レイちゃんは顔を赤らめ、恥ずかしそうに雑誌の切抜きを僕に見せ、蚊の泣くような小さな声で、ヘアーモデルのようなカットを望んだ。柔らかな髪、透きとおるような色白の素肌、二重の大きな瞳に薄い唇。望み通りに仕上げた、ふんわりとさせたシャギーカットが、店の誰もが驚くほど似あっていた。
嬉しそうに鏡を見詰める、少女のような容姿のレイちゃんに、僕は見惚れ、美容師にあるまじき想いを抱いてしまった。

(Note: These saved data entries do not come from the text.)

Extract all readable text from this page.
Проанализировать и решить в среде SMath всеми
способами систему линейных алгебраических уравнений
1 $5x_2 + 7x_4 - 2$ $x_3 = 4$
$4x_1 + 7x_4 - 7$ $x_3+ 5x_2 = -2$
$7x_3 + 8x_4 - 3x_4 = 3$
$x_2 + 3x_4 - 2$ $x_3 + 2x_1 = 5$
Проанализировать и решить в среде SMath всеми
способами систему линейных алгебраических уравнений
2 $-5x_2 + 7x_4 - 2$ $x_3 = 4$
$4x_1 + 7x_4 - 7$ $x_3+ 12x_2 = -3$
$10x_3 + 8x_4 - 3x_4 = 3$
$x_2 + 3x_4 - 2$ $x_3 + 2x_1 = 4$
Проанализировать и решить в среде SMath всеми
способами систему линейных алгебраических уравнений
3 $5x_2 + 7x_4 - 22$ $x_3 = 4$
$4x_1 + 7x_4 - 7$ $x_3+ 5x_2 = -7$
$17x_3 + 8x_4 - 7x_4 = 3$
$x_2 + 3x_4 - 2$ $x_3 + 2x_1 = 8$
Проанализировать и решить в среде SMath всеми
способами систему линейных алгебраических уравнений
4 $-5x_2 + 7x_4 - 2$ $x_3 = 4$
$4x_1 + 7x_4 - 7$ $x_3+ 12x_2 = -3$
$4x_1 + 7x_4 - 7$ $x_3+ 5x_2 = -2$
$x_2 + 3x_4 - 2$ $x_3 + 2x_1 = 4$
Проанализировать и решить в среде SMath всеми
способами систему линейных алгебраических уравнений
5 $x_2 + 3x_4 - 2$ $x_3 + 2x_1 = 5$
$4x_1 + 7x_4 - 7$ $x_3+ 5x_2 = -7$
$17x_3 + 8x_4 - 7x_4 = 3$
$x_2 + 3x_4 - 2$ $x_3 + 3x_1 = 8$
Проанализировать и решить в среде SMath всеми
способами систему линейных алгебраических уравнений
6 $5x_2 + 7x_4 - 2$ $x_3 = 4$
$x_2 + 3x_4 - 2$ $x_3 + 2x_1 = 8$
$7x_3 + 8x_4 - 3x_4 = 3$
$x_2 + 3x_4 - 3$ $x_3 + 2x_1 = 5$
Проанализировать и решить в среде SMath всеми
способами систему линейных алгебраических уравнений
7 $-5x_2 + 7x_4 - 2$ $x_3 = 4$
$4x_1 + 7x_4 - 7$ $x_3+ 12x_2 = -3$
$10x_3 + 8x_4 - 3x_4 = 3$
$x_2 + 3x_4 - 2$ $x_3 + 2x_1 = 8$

髪型が気に入ってくれたのだろう、しばらくして来店したレイちゃんは、僕を指名してくれたが、それを最後に、店に来ることは無かった。


季節が変わり、卒業と入学式の殺人的な慌しさが一段落した頃、運命の導きか、それとも僕の想いが引き寄せたのか、街で偶然にレイちゃんに出くわした。
伸びた髪を自分でカットしたような不揃いの髪型を僕に見られ、ばつが悪そうに頭を掻き、疲れた表情を浮かべるレイちゃん。
誘ったスタバで、バイトをやめさせられたことを知った僕は、躊躇するレイちゃんを強引に部屋に引っ張り込み、髪をカットし直した。

鏡の中で含羞む、可愛いレイちゃんに、恋心を募らせる僕の想いが伝わったのだろうか、レイちゃんは僕の休みに合わせるように、部屋に遊びに来るようになり、僕が営業用に塗る透明のマニキュアを真似、僕と同じ色にヘアダイした髪を喜び、お揃いのピアスを付けては燥ぐ、レイちゃんが愛おしかった。

そして、初めて僕の部屋に泊まり、思いもよらぬ、深夜のレイちゃんの告白に、僕も同じ色を持っていたことを白状すると、二人の距離は一瞬で縮まり、明りを落とした部屋で、大きな瞳を妖しく潤ませ、科を作る、女の子の下着姿のレイちゃんに僕は激しく欲情した。
狭いベッドの上でレイちゃんに覆い被さり、ぎこちないキスを交わし、僕は恐る恐る股間に伸ばした指を、発情し体液で濡れたレイちゃんの性器に絡ませ、愛撫し、射精を導き、僕もレイちゃんの柔らかな悩ましい愛撫で、すぐに射精した。
それから僕達は、二人でお気に入りの洋服と下着を揃え、手入れした身体を褒め合い、お互いの性癖を刺激し合った。